Delegates received items from the California Milk Advisory Board and were told about how the Real California Seal supports local dairy farmers throughout the state.

The animal shelter group learned about proper treatment of animals in a project to help supply Clovis Animal Shelter visitors with the proper materials to care for newly acquired animals. The groups put together adoption packs and made tie blankets and dog toys.

The last service learning group traveled to a Davis greenbelt, where they mulched trees and restored the park area. They partnered with Tree Davis to learn more about the benefits of trees while helping the Davis area.

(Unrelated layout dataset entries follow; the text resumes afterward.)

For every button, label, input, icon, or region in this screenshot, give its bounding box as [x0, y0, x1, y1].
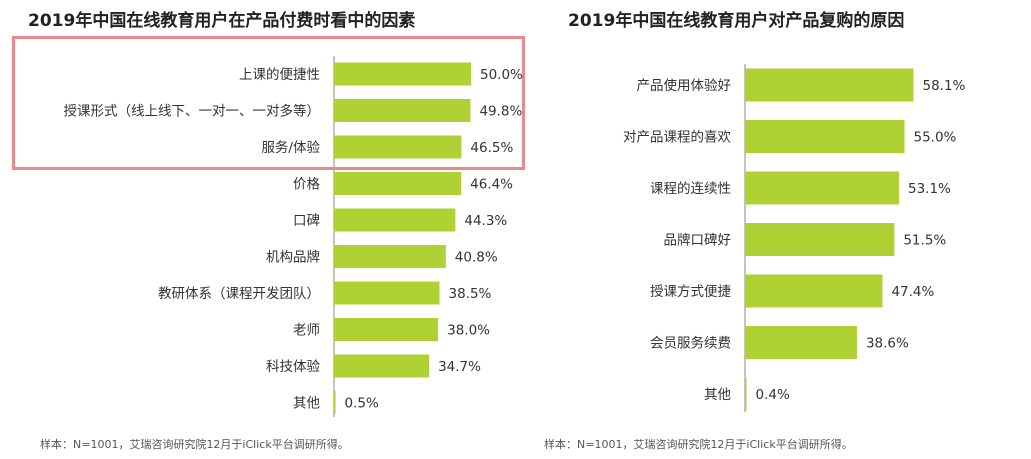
- category-label: 服务/体验: [261, 140, 320, 156]
- category-label: 授课方式便捷: [650, 284, 731, 300]
- footnote: 样本：N=1001，艾瑞咨询研究院12月于iClick平台调研所得。: [40, 438, 349, 451]
- bar: [334, 172, 462, 195]
- value-label: 38.0%: [447, 323, 490, 339]
- value-label: 58.1%: [922, 78, 965, 94]
- category-label: 科技体验: [266, 359, 320, 375]
- value-label: 0.4%: [756, 387, 790, 403]
- value-label: 0.5%: [345, 396, 379, 412]
- bar: [334, 354, 430, 378]
- bar: [334, 208, 456, 232]
- bar: [745, 171, 899, 205]
- bar: [745, 326, 857, 359]
- bar: [334, 281, 440, 305]
- chart-left: 2019年中国在线教育用户在产品付费时看中的因素 上课的便捷性 50.0% 授课形式…: [12, 11, 525, 451]
- value-label: 38.6%: [866, 336, 909, 352]
- category-label: 对产品课程的喜欢: [623, 130, 731, 146]
- value-label: 50.0%: [480, 67, 523, 83]
- category-label: 会员服务续费: [650, 336, 731, 352]
- value-label: 49.8%: [479, 104, 522, 120]
- category-label: 授课形式（线上线下、一对一、一对多等）: [64, 103, 321, 120]
- value-label: 46.4%: [470, 177, 513, 193]
- bar: [334, 318, 439, 341]
- value-label: 55.0%: [914, 130, 957, 146]
- value-label: 47.4%: [891, 284, 934, 300]
- chart-right: 2019年中国在线教育用户对产品复购的原因 产品使用体验好 58.1% 对产品课程的…: [540, 0, 1031, 459]
- category-label: 机构品牌: [266, 249, 320, 266]
- bar: [334, 391, 336, 414]
- bar: [745, 68, 914, 102]
- chart-title: 2019年中国在线教育用户在产品付费时看中的因素: [28, 11, 416, 31]
- category-label: 老师: [293, 323, 320, 339]
- bar: [745, 377, 747, 411]
- bar: [745, 120, 905, 153]
- value-label: 44.3%: [464, 213, 507, 229]
- bar: [334, 135, 462, 159]
- value-label: 53.1%: [908, 181, 951, 197]
- category-label: 上课的便捷性: [239, 67, 320, 83]
- bar-chart-svg: 上课的便捷性 50.0% 授课形式（线上线下、一对一、一对多等） 49.8% 服务/体验…: [64, 56, 523, 417]
- category-label: 课程的连续性: [650, 181, 731, 197]
- value-label: 34.7%: [438, 359, 481, 375]
- category-label: 产品使用体验好: [637, 77, 732, 94]
- bar: [334, 245, 446, 268]
- value-label: 38.5%: [448, 286, 491, 302]
- value-label: 51.5%: [903, 233, 946, 249]
- category-label: 价格: [293, 177, 320, 193]
- value-label: 40.8%: [455, 250, 498, 266]
- bar: [334, 99, 471, 122]
- category-label: 教研体系（课程开发团队）: [158, 286, 320, 302]
- value-label: 46.5%: [470, 140, 513, 156]
- category-label: 其他: [293, 396, 320, 412]
- bar-chart-svg: 产品使用体验好 58.1% 对产品课程的喜欢 55.0% 课程的连续性 53.1% 品牌口碑…: [623, 64, 966, 412]
- category-label: 品牌口碑好: [664, 232, 732, 249]
- highlight-box: [12, 36, 525, 170]
- footnote: 样本：N=1001，艾瑞咨询研究院12月于iClick平台调研所得。: [544, 438, 853, 451]
- bar: [745, 274, 883, 308]
- chart-title: 2019年中国在线教育用户对产品复购的原因: [568, 11, 905, 31]
- category-label: 口碑: [293, 213, 320, 229]
- bar: [334, 62, 471, 86]
- category-label: 其他: [704, 387, 731, 403]
- bar: [745, 223, 895, 256]
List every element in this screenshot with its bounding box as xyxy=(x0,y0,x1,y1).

The delegates attended educational sessions that built leadership, teamwork and communication.

Sessions included the Haagen Dazs Honey Bee Haven tour, healthy living bike rides, Zumba, talks by equine professors and UC Davis campus tours.

Speakers Scott Backavitch, Chris Boleman and A.J. Adams encouraged youths to become leaders in their communities to address and solve problems.

The conference’s first-ever awards show, complete with red-carpet entrances of the hosts and state ambassadors, recognized 4-H members who have made outstanding achievements. Among other firsts at the conference was a performance by a state band and dance troupe made up of 4-H members.

The 2012-13 state ambassadors and their advisers completed their 14-month term at the conference after a year of representing California 4-H at state and national levels, as well as planning the State Leadership Conference.

Dominique Germann is a freshman at Modesto Junior College and a member of The Bee’s Teens in the Newsroom program.